1-Malgré un jugement contrasté vis-à-vis des institutions, les Français restent attachés aux principes du régime représentatif et démocratique 

Sentiment ancré depuis plusieurs années chez les citoyens français, la démocratie fonctionnerait mal dans leur pays. C’est en tout cas ce que six Français sur dix (60%) expriment dans une étude Ifop-Fiducial pour Public Sénat et Sud Radio en avril 2017, tandis que 40% jugent qu’elle fonctionne bien (+11 points en 5 mois). Ce sentiment de dysfonctionnement de la démocratie s’exprime au sein des catégories pouvant se sentir les plus en marge des institutions républicaines : les catégories modestes (63%) et pauvres (65%), les habitants des communes rurales (62%), les sympathisants du Front national (79%) et ceux du Front de gauche (65%). 

Le jugement sur le fonctionnement de la démocratie en France (en fonction de la proximité partisane).

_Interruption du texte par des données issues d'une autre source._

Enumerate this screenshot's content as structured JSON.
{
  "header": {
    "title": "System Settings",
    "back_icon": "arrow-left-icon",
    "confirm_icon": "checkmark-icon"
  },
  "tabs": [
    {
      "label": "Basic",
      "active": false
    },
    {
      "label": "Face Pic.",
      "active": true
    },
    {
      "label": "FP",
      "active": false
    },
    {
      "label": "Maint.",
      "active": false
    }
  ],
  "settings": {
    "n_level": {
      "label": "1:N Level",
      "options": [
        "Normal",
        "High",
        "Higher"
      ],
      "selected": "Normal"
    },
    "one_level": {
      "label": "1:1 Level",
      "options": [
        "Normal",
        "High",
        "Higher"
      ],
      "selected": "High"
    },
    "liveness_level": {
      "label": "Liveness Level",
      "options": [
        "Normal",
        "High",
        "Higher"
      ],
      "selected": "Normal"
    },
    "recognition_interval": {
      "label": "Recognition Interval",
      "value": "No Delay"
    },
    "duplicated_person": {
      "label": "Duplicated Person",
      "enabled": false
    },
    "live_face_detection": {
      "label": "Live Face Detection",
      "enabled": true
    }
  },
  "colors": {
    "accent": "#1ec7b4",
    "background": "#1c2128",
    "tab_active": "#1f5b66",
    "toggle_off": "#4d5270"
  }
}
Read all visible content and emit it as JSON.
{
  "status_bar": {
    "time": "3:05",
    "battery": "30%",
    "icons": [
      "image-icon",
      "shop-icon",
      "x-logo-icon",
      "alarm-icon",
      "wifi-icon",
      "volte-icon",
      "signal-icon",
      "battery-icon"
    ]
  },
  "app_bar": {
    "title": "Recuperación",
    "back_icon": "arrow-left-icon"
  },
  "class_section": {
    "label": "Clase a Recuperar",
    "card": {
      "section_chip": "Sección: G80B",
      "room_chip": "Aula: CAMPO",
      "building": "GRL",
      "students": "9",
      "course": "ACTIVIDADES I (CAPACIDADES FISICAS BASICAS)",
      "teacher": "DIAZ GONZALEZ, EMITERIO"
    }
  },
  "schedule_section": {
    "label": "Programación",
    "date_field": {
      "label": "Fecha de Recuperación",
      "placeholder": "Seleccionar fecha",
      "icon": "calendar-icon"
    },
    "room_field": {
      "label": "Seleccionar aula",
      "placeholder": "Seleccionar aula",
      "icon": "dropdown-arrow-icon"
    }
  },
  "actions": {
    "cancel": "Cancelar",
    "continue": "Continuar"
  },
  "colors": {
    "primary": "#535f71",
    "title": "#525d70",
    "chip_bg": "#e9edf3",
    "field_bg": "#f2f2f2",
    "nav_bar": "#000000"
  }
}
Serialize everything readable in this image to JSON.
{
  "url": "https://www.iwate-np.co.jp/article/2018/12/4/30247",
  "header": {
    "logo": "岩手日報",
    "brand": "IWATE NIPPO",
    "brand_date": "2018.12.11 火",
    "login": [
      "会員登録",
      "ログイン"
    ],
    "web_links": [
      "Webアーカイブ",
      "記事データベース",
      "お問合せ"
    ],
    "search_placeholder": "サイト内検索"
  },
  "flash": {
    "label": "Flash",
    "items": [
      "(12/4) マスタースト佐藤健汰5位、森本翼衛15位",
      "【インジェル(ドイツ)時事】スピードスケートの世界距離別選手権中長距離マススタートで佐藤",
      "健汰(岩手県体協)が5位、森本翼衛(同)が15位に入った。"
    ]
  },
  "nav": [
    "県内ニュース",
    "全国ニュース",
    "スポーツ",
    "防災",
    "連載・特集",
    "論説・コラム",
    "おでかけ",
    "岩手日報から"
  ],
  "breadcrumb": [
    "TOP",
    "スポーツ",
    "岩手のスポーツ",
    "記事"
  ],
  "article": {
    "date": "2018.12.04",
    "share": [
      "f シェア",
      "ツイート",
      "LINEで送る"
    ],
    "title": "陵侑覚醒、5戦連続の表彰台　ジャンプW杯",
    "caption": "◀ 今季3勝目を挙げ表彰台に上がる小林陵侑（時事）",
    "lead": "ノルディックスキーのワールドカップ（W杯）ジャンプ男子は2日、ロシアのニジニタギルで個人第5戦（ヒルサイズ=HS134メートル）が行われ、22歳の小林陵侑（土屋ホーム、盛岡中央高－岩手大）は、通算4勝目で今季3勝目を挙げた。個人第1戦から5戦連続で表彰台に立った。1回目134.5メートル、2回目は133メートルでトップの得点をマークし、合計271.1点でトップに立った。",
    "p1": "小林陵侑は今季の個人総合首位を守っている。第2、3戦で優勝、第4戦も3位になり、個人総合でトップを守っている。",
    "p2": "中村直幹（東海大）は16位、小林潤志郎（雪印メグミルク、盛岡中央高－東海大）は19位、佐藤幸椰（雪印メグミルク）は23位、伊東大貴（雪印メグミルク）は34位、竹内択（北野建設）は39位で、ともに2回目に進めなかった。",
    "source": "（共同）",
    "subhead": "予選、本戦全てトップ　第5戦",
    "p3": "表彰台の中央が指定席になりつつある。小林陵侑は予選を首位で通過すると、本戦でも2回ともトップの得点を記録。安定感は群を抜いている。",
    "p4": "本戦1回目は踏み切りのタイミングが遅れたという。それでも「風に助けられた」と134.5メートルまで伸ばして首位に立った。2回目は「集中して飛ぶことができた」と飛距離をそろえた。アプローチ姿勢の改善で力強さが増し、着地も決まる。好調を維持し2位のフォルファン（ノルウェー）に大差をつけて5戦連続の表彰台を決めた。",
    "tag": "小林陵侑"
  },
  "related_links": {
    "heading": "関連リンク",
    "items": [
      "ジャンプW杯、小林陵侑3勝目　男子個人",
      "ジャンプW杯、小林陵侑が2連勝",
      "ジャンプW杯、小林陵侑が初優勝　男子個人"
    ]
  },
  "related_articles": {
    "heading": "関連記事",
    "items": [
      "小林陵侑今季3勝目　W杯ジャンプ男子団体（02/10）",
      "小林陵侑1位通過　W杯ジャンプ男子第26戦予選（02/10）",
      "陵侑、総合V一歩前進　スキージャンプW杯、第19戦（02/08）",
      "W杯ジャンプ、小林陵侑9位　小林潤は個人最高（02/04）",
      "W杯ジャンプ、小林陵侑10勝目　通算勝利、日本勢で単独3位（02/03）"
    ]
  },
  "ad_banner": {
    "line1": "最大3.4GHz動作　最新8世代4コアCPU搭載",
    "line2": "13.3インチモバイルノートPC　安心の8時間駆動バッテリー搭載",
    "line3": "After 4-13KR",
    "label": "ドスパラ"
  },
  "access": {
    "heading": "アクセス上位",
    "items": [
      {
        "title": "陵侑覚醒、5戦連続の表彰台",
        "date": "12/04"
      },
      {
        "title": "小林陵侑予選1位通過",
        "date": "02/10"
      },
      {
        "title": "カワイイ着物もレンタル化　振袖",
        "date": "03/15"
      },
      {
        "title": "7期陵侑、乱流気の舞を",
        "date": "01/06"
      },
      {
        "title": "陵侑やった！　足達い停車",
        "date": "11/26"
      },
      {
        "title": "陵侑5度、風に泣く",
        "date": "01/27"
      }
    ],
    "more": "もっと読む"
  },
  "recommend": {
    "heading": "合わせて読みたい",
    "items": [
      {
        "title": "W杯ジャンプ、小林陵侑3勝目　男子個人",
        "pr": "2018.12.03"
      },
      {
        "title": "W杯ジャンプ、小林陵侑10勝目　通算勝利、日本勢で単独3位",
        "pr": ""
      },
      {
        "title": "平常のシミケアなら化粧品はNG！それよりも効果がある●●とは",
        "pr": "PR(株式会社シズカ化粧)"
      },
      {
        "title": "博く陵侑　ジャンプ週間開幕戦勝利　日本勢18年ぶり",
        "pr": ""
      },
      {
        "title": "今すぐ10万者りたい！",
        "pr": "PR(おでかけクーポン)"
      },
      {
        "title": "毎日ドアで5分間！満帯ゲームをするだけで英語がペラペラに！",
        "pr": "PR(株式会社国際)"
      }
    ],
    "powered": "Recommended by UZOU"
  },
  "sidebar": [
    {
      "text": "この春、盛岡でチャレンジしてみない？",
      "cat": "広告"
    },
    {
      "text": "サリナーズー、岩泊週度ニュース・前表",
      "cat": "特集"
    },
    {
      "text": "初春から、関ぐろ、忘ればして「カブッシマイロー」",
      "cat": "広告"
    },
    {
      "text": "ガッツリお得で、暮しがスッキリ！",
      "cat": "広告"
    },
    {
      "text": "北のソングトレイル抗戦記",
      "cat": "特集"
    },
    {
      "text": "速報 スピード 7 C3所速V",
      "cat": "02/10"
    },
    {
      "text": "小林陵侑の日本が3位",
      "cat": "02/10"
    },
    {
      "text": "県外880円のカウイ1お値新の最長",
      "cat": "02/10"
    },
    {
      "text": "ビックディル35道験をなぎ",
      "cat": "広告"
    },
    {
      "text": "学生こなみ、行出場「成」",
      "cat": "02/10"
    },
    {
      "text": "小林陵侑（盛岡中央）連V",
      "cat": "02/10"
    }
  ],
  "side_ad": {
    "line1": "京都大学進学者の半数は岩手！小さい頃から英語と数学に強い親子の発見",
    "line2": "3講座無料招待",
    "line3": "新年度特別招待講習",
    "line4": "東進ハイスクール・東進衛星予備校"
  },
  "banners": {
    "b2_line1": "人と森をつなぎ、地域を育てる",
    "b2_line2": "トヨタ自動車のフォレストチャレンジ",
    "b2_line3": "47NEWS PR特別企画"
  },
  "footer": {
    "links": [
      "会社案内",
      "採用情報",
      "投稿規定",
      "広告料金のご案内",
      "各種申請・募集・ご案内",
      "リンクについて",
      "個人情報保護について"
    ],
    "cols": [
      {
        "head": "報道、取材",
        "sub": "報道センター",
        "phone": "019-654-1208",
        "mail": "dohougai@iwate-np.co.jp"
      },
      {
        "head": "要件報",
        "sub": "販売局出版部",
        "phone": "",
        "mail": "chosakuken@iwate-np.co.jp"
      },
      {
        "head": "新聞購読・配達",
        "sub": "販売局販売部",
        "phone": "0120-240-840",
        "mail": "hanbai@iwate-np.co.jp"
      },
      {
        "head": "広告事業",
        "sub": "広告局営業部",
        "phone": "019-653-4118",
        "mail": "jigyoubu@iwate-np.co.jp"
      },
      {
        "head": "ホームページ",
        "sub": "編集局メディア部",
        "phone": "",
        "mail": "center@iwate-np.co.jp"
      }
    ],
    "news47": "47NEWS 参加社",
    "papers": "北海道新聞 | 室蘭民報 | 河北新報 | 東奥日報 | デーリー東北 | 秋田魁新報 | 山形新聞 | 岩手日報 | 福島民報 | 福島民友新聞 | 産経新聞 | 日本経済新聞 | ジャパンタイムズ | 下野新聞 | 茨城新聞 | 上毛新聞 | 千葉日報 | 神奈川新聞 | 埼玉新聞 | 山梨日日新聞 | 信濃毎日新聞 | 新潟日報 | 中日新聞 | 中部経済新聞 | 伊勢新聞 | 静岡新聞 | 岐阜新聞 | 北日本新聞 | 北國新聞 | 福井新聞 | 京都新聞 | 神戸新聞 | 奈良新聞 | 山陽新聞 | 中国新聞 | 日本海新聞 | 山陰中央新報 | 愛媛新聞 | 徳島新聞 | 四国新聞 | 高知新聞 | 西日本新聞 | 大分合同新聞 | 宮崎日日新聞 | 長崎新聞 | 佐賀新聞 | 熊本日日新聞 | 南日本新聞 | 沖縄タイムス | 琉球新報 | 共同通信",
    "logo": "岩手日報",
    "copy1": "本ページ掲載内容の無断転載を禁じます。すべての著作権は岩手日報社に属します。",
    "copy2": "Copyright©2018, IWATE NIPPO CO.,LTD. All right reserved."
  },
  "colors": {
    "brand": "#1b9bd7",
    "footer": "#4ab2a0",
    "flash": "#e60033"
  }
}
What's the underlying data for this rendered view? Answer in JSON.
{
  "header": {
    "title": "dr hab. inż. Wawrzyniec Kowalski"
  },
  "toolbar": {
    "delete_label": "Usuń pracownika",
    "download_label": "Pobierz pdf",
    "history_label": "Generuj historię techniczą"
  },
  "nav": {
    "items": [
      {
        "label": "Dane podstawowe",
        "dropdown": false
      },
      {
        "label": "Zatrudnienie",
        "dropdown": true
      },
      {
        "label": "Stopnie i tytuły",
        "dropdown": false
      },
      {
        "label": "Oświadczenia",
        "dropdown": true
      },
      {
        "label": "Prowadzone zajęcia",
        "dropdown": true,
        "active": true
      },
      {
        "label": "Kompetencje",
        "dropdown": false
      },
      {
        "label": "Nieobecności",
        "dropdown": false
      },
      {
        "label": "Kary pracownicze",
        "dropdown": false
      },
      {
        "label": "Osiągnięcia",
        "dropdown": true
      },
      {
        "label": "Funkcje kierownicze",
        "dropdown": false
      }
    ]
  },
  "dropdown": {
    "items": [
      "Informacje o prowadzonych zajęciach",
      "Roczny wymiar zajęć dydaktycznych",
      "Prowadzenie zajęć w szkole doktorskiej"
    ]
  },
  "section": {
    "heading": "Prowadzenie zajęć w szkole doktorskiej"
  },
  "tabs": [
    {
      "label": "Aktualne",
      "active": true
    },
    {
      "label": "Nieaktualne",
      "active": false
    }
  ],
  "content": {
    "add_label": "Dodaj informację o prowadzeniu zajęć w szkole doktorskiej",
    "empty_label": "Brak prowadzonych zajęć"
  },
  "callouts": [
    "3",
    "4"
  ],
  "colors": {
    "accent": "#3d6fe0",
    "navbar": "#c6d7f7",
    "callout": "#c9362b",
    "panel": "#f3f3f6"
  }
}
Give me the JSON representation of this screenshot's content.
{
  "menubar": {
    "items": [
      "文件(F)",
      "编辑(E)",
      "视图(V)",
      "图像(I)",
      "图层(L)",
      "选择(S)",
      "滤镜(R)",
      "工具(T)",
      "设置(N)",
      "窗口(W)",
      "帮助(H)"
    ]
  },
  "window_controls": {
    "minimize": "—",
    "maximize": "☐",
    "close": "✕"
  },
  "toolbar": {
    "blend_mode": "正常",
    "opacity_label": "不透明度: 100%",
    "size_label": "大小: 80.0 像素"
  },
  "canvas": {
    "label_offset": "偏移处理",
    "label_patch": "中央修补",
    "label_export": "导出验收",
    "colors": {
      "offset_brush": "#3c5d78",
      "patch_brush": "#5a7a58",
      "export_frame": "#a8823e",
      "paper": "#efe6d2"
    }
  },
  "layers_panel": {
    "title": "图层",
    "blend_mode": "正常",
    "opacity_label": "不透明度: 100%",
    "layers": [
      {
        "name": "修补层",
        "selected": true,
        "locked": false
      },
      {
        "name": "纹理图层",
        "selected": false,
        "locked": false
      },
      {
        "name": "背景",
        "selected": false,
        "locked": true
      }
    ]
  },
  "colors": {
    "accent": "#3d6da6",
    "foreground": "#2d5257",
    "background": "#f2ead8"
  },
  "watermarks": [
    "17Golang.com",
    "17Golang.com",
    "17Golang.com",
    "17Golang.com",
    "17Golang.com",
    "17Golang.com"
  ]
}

Au-delà du jugement subjectif exprimé par les Français, l’indice de démocratie créée par le groupe de presse The Economist confirme leur ressenti. En 2016, la France se classait au 24e rang des Etats jugés les plus démocratiques avec un score de 7,92 sur 10, derrière les Etats-Unis et l’Italie et suite à une baisse de 0,92 points depuis la création de l’indice (l’Italie enregistrait elle une hausse de 0,25 point) (1) . Ce jugement sévère se révèle concomitant avec une profonde méfiance des personnes interrogées vis-à-vis des principales institutions du pays. Comme le rappelle l’historien Jean Garrigues(2) , la défiance des Français vis- à-vis de leurs institutions, notamment parlementaires, a toujours existé historiquement, en particulier si l’on remonte aux années 1880 et 1930. En 2017, moins d’un Français (32%) sur trois déclare notamment avoir confiance dans le Gouvernement. Plus généralement, les institutions représentatives peinent à inspirer la confiance de leurs mandants. Seules 38% des personnes interrogées manifestent leur confiance dans le Sénat, l’Assemblée nationale ou la présidence de la République, institutions pourtant élues au suffrage universel (direct ou indirect) par les citoyens. Les plus défiants vis-à-vis de ces trois institutions semblent notamment être les catégories qu’elles représentent le moins fidèlement : les jeunes de moins de 35 ans, les catégories populaires, la droite et la gauche radicales. Plus généralement, près de huit Français sur dix jugeant que la démocratie fonctionne mal déclarent ne pas avoir confiance dans ces trois institutions (78% pour l’Assemblée nationale, 77% le Sénat et 79% la présidence de la République.) S’agissant des institutions internationales, les jugements s’avèrent contrastés. Dans une conjoncture internationale conflictuelle, une courte majorité (51%) déclare avoir confiance dans l’organisation de défense militaire qu’est l’OTAN. En revanche, ils ne sont que 39% à avoir confiance dans le Fonds Monétaire International. Enfin, bien qu’ils soient 57% à estimer que l’appartenance de leur pays à l’Union européenne est une bonne chose(3) , près de six Français sur dix (59%) n’ont pas confiance dans l’institution.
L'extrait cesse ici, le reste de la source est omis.